It can be hard to see the red
flag for mental health issues when you’re in the moment, but it’s impossible to
see them if you don’t know what to look for. Below are three important
signs of poor mental health:
Red flag 1: Sleeplessness and fatigue
Fatigue is often the first red flag people notice. The worst part is that it’s not always due to a lack of sleep. It’s frustrating getting a full night’s sleep and still being exhausted in the morning. If you are getting your recommended eight hours you might be in the minority.
Neurologists have seen an almost 15% increase in the use of prescription sleep medication since the start of COVID-19. Research during March and April found that worry-related sleeplessness has shot up – in particular among female respondents – from 18.9 per cent in March to 31.8 per cent in April.
Sleeplessness and fatigue is a common sign of deeper mental health issues. But, there are ways to combat it. At night, you need to switch off. Stop checking emails, stop being distracted by work-related tasks. Prior to going to bed, it’s important that you do something you enjoy and it is actually relaxing. That could be a warm bath or shower. There are lots of mindfulness apps which take you through guided meditations and they can really help your brain switch to relax mode. Also consider writing down that to-do list before going to bed so you’re not mulling over it while you try to sleep.
Red flag 2: Irritability and social withdrawal
We often see people withdrawing from others. That can be friends or family or others in the workplace. COVID-19 has made it more difficult to detect social changes in our colleagues as it i a lot harder to notice when someone is having a rough day if you can’t see them.

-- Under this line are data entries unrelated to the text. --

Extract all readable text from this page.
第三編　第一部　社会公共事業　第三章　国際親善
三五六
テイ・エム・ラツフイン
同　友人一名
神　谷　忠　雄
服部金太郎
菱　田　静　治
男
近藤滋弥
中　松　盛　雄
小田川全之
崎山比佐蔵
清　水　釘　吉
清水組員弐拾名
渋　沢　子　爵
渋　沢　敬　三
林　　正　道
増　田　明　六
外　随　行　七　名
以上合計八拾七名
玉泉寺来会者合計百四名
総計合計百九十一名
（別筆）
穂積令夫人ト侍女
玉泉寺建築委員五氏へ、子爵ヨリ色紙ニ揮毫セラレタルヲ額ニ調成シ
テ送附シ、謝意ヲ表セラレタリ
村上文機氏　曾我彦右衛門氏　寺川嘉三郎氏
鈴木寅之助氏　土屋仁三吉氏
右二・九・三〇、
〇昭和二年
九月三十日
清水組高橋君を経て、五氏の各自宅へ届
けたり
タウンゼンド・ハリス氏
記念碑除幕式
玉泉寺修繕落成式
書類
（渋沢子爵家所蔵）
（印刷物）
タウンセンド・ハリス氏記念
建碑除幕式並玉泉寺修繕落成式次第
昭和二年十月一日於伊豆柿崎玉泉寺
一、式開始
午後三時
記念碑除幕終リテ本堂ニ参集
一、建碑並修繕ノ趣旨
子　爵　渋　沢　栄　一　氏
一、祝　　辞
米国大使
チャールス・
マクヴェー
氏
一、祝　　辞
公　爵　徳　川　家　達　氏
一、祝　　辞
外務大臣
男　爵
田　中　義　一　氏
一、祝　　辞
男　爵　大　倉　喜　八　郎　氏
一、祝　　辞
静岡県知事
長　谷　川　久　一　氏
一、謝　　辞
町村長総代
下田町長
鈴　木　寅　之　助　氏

Sometimes people begin withdrawing from their own family or people they live with and spending more time in their bedroom or not wanting to spend time with their partner or family.
Irritability goes hand in hand with this social withdrawal. This can cause significant damage at work, as research shows our bad mood can influence others. It also has a snowball effect as we get frustrated at ourselves for our lack of emotional control.
It can be difficult to get out of that spiral. It takes time and work to notice when it’s happening, but if you can notice the spiral, it’s the first step to getting out of it. Step outside for a moment and take in your surroundings. If there is a park across the road, try to notice what’s in the park. If there is play equipment, what does it look like? Let yourself be distracted by these things and it will help you clear your mind.
Red flag 3: Lack of concentration
Not being able to concentrate is another common sign. Lack of concentration can then lead to feelings of anxiety or loss of motivation. Memory problems are another symptom of poor mental health which can be very frustrating at work.
People may find it difficult to concentrate and complete simple tasks and they need to write everything down. When problems occur, they may find it difficult to problem-solve the situation and instead they will get more stressed and irritated by this change or challenge that they did not predict.
The frustration caused by this can make workers feel like they need to double down and work harder – leading to burn out – or they might take the opposite route and try to put things off.
Try to work in small bursts, if you can, instead of committing to large blocks of time spent working. If you’re working from home, your work isn’t broken up by chatting to your colleagues or other workplace distractions so the easiest way to replicate that is working in blocks of time. Maybe you can work for one and a half hours then step away from the computer for a bit.
It is also worth trying to work out when you are motivated. If you’re not on a deadline, maybe you work better in the afternoon or evening so organise your timetable to do more work then.
Help from the top
It is important leaders are aware of the red flags so they can help their employees. There are three ways employers can create an environment where staff feel comfortable coming forward about their concerns.
- Practice compassion: let employees know it’s “okay not to be okay”. If this isn’t established, workers will keep their heads down and that will only make things worse.
- Frequent communication: stay in touch with your employees and make sure you’re contactable when they need you. Many employees are currently feeling lonely. Keeping in touch could combat these feelings.
- Show vulnerability: staff often assume their leaders are indomitable. They are more likely to come forward with their struggles if they know you understand.
It’s no longer just about
how productive companies can be – the priority should be people. You can’t be
commercially viable if you have a broken workforce.